Each of the parameters and models are validated independently, and the configuration as a whole is validated at the end.

There are two ways to build Pydantic models: by passing a dictionary that reproduces the model structure, or by calling all Pydantic models explicitly. While the first method is more concise, the second method is less error prone and allow you to explore all parameters available easily if you are using an IDE (e.g. VSCode, JupyterLab etc.).

Using nested dictionaries#

In the introduction, we have seen a minimum example on how to build the configuration with a dictionary, reproduced here:

Building the configuration with a dictionary
from careamics import Configuration

config_as_dict = {
    "experiment_name": "my_experiment",  # (1)!
    "algorithm_config": {  # (2)!
        "algorithm_type": "fcn",
        "algorithm": "n2v",
        "loss": "n2v",
        "model": {  # (3)!
            "architecture": "UNet",
        },
    },
    "data_config": {  # (4)!
        "data_type": "array",
        "patch_size": [128, 128],
        "axes": "YX",
    },
    "training_config": {
        "num_epochs": 1,
    },
}
config = Configuration(**config_as_dict)  # (5)!
  1. The first parameter is just a string!
  2. But this one is itself a Pydantic model, so we need to pass a dictionary that respects the structure of the model.
  3. Don't be surprised, the deep neural network model is also a Pydantic model.
  4. Same here, and so on...
  5. The configuration is instantiated by passing keywords arguments rather than a dictionary, and Pydantic knows how to interpret the sub-dictionaries to correctly instantiate the member models.

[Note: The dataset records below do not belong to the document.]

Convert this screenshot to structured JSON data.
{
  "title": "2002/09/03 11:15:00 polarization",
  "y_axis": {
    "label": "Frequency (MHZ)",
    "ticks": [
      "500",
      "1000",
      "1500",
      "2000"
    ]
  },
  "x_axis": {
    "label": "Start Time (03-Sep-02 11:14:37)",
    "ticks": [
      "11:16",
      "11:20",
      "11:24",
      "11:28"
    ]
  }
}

While this is neat, because you are dealing with nested dictionaries, it is easy to add the parameters at the wrong level and you need to constantly refer to the code documentation to know which parameters are available.

Finally, because you are validating the configuration at once, you will get all the validation errors in one go.

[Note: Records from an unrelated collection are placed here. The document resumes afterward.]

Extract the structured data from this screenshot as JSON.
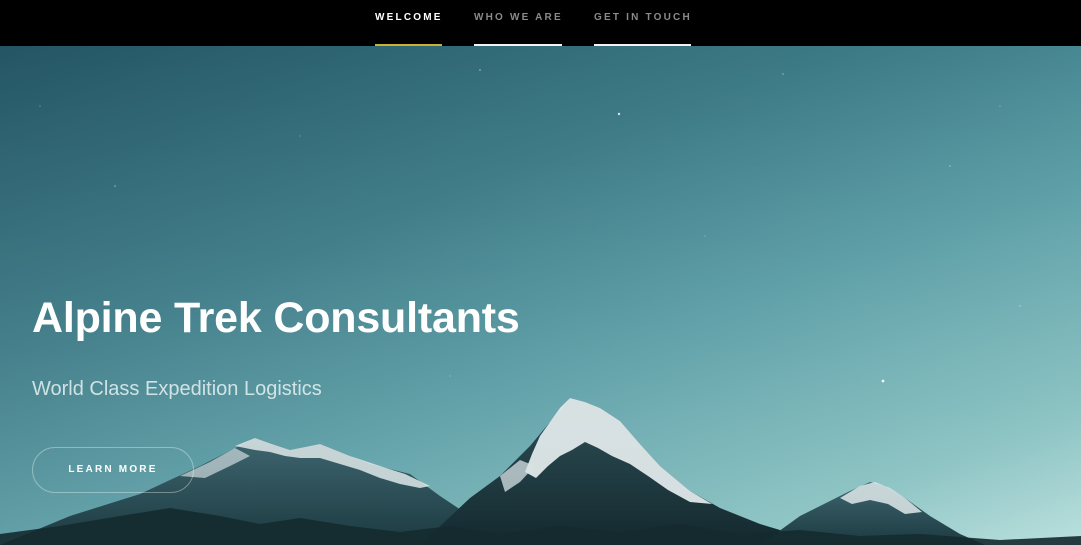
{
  "nav": {
    "items": [
      {
        "label": "WELCOME",
        "active": true
      },
      {
        "label": "WHO WE ARE",
        "active": false
      },
      {
        "label": "GET IN TOUCH",
        "active": false
      }
    ]
  },
  "hero": {
    "title": "Alpine Trek Consultants",
    "subtitle": "World Class Expedition Logistics",
    "cta_label": "LEARN MORE"
  },
  "colors": {
    "nav_background": "#000000",
    "active_underline": "#c9b037",
    "inactive_underline": "#f2f2f2",
    "sky_top": "#245564",
    "sky_bottom": "#b4dedb"
  }
}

Using Pydantic models (preferred)#

The preferred way to build the configuration is to call the Pydantic models directly. This allows you to explore the parameters via your IDE, but also to get the validation errors closer to the source of the error.

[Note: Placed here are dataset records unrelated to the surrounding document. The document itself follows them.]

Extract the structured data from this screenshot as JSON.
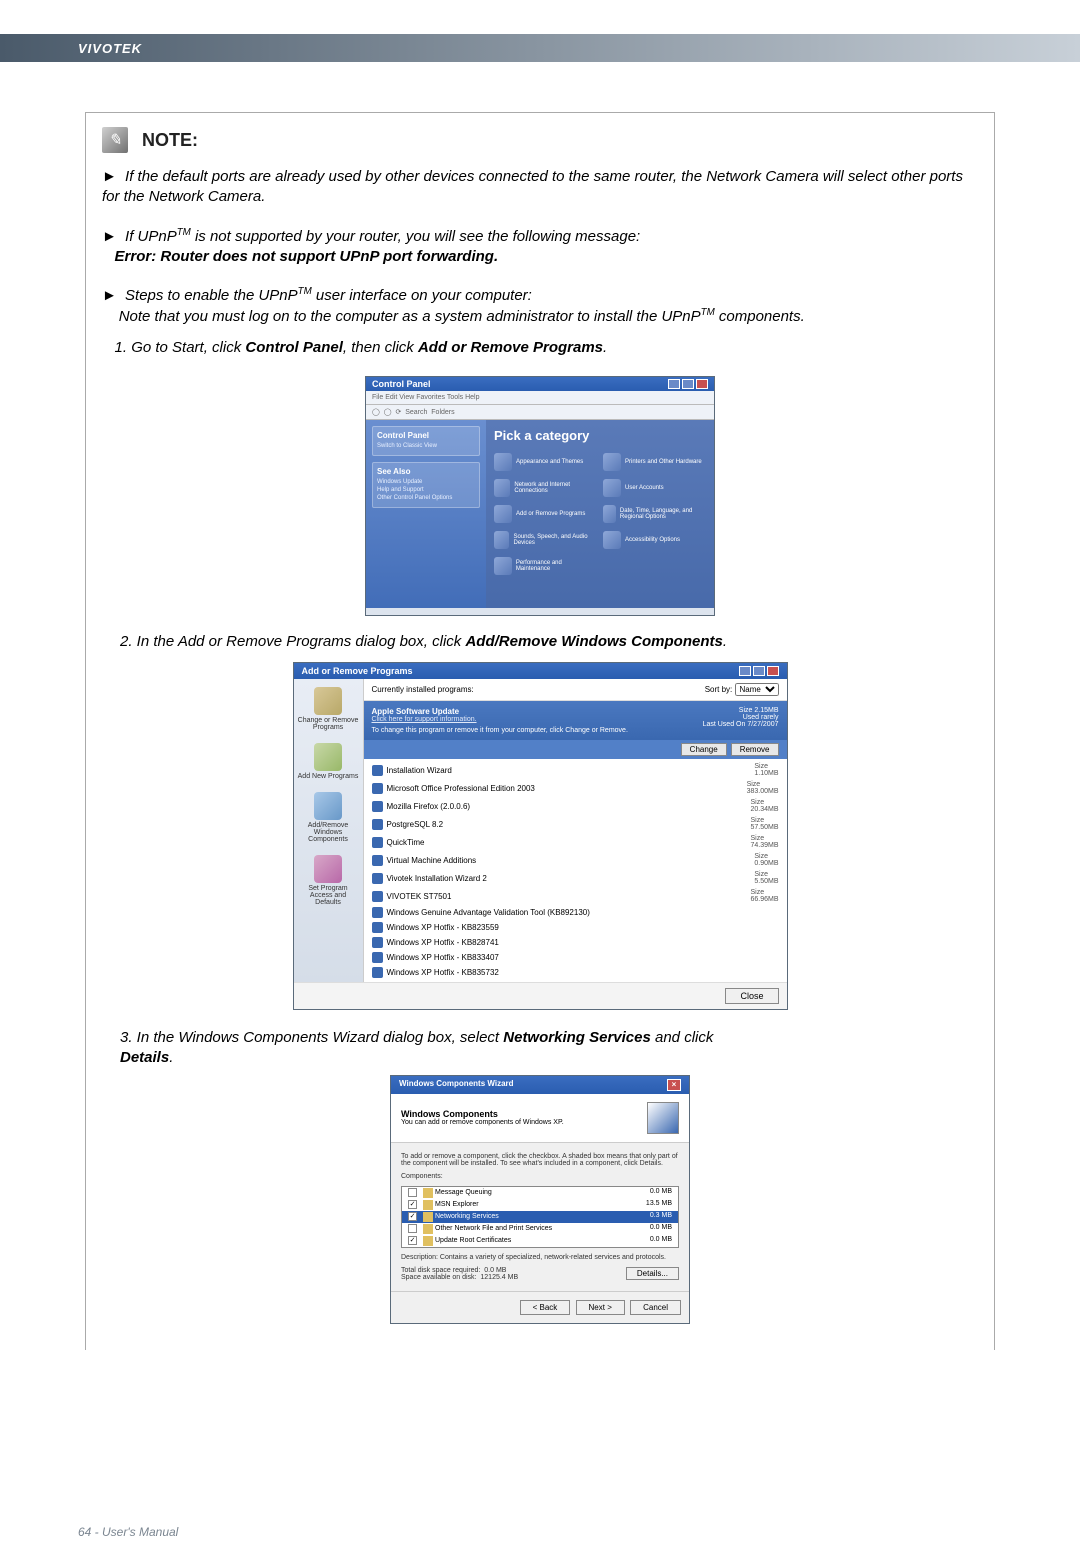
{
  "brand": "VIVOTEK",
  "note_title": "NOTE:",
  "note_icon_glyph": "✎",
  "notes": {
    "n1": "If the default ports are already used by other devices connected to the same router, the Network Camera will select other ports for the Network Camera.",
    "n2_prefix": "If UPnP",
    "n2_suffix": " is not supported by your router, you will see the following message:",
    "n2_error": "Error: Router does not support UPnP port forwarding.",
    "n3_prefix": "Steps to enable the UPnP",
    "n3_mid": " user interface on your computer:",
    "n3_line2a": "Note that you must log on to the computer as a system administrator to install the UPnP",
    "n3_line2b": " components.",
    "step1_a": "1. Go to Start, click ",
    "step1_b": "Control Panel",
    "step1_c": ", then click ",
    "step1_d": "Add or Remove Programs",
    "step1_e": ".",
    "step2_a": "2. In the Add or Remove Programs dialog box, click ",
    "step2_b": "Add/Remove Windows Components",
    "step2_c": ".",
    "step3_a": "3. In the Windows Components Wizard dialog box, select ",
    "step3_b": "Networking Services",
    "step3_c": " and click ",
    "step3_d": "Details",
    "step3_e": "."
  },
  "tm": "TM",
  "control_panel": {
    "title": "Control Panel",
    "menu": "File  Edit  View  Favorites  Tools  Help",
    "side_title1": "Control Panel",
    "side_item1": "Switch to Classic View",
    "side_title2": "See Also",
    "side_items": [
      "Windows Update",
      "Help and Support",
      "Other Control Panel Options"
    ],
    "main_title": "Pick a category",
    "categories": [
      "Appearance and Themes",
      "Printers and Other Hardware",
      "Network and Internet Connections",
      "User Accounts",
      "Add or Remove Programs",
      "Date, Time, Language, and Regional Options",
      "Sounds, Speech, and Audio Devices",
      "Accessibility Options",
      "Performance and Maintenance",
      ""
    ]
  },
  "arp": {
    "title": "Add or Remove Programs",
    "top_label": "Currently installed programs:",
    "sort_label": "Sort by:",
    "sort_value": "Name",
    "side": [
      "Change or Remove Programs",
      "Add New Programs",
      "Add/Remove Windows Components",
      "Set Program Access and Defaults"
    ],
    "selected": {
      "name": "Apple Software Update",
      "support": "Click here for support information.",
      "change_text": "To change this program or remove it from your computer, click Change or Remove.",
      "size_label": "Size",
      "size": "2.15MB",
      "used_label": "Used",
      "used": "rarely",
      "lastused_label": "Last Used On",
      "lastused": "7/27/2007",
      "btn_change": "Change",
      "btn_remove": "Remove"
    },
    "rows": [
      {
        "name": "Installation Wizard",
        "size": "1.10MB"
      },
      {
        "name": "Microsoft Office Professional Edition 2003",
        "size": "383.00MB"
      },
      {
        "name": "Mozilla Firefox (2.0.0.6)",
        "size": "20.34MB"
      },
      {
        "name": "PostgreSQL 8.2",
        "size": "57.50MB"
      },
      {
        "name": "QuickTime",
        "size": "74.39MB"
      },
      {
        "name": "Virtual Machine Additions",
        "size": "0.90MB"
      },
      {
        "name": "Vivotek Installation Wizard 2",
        "size": "5.50MB"
      },
      {
        "name": "VIVOTEK ST7501",
        "size": "66.96MB"
      },
      {
        "name": "Windows Genuine Advantage Validation Tool (KB892130)",
        "size": ""
      },
      {
        "name": "Windows XP Hotfix - KB823559",
        "size": ""
      },
      {
        "name": "Windows XP Hotfix - KB828741",
        "size": ""
      },
      {
        "name": "Windows XP Hotfix - KB833407",
        "size": ""
      },
      {
        "name": "Windows XP Hotfix - KB835732",
        "size": ""
      }
    ],
    "close": "Close"
  },
  "wizard": {
    "title": "Windows Components Wizard",
    "heading": "Windows Components",
    "sub": "You can add or remove components of Windows XP.",
    "desc": "To add or remove a component, click the checkbox. A shaded box means that only part of the component will be installed. To see what's included in a component, click Details.",
    "components_label": "Components:",
    "items": [
      {
        "name": "Message Queuing",
        "size": "0.0 MB",
        "checked": false
      },
      {
        "name": "MSN Explorer",
        "size": "13.5 MB",
        "checked": true
      },
      {
        "name": "Networking Services",
        "size": "0.3 MB",
        "checked": true,
        "selected": true
      },
      {
        "name": "Other Network File and Print Services",
        "size": "0.0 MB",
        "checked": false
      },
      {
        "name": "Update Root Certificates",
        "size": "0.0 MB",
        "checked": true
      }
    ],
    "desc_label": "Description:",
    "desc_text": "Contains a variety of specialized, network-related services and protocols.",
    "total_label": "Total disk space required:",
    "total": "0.0 MB",
    "space_label": "Space available on disk:",
    "space": "12125.4 MB",
    "details_btn": "Details...",
    "back": "< Back",
    "next": "Next >",
    "cancel": "Cancel"
  },
  "footer": "64 - User's Manual"
}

Building the configuration using Pydantic models
from careamics import Configuration
from careamics.config import (  # (1)!
    DataConfig,
    FCNAlgorithmConfig,
    TrainingConfig,
)
from careamics.config.architectures import UNetModel
from careamics.config.support import (
    SupportedAlgorithm,
    SupportedArchitecture,
    SupportedData,
    SupportedLogger,
    SupportedLoss,
    SupportedTransform,
)
from careamics.config.transformations import N2VManipulateModel

experiment_name = "Pydantic N2V2 example"

# build AlgorithmConfig for the fully convolutional network
algorithm_model = FCNAlgorithmConfig(  # (2)!
    algorithm_type="fcn",
    algorithm=SupportedAlgorithm.N2V.value,  # (3)!
    loss=SupportedLoss.N2V.value,
    model=UNetModel(  # (4)!
        architecture=SupportedArchitecture.UNET.value,
        in_channels=1,
        num_classes=1,
    ),
)

# then the DataConfig
data_model = DataConfig(
    data_type=SupportedData.ARRAY.value,
    patch_size=(256, 256),
    batch_size=8,
    axes="YX",
    transforms=[
        {  # (5)!
            "name": SupportedTransform.XY_FLIP.value,
        },
        N2VManipulateModel(  # (6)!
            masked_pixel_percentage=0.15,
        ),
    ],
    dataloader_params={  # (7)!
        "num_workers": 4,
    },
)

# then the TrainingConfig
training_model = TrainingConfig(
    num_epochs=30,
    logger=SupportedLogger.WANDB.value,
)

# finally, build the Configuration
config = Configuration(  # (8)!
    experiment_name=experiment_name,
    algorithm_config=algorithm_model,
    data_config=data_model,
    training_config=training_model,
)
  1. The main Pydantic models are imported from the careamics and careamics.config submodules, the others are organized in different submodules.
  2. A Pydantic model is instantiated like any other class.
  3. In CAREamics, we store constant values in enum classes in the careamics.config.support submodule. This allows to have a single source of truth for the values. But you have to remember to use the .value attribute to get the string value.
  4. You can instantiate the nested models directly in the parent model or outside (outside is better to track down the errors!).
  5. The transforms parameter is a list, you can mix and match the different transformations, but also use dictionaries or the Pydantic model classes directly. Make sure to pass the name as it is used to identify the correct Pydantic model to instantiate for the transformation.
  6. Here for instance, we use the Pydantic model directly.
  7. The dataloader_params is a dictionary, you can pass any parameter that is accepted by the torch.utils.data.DataLoader class.
  8. Finally, the configuration is instantiated by passing the Pydantic models directly.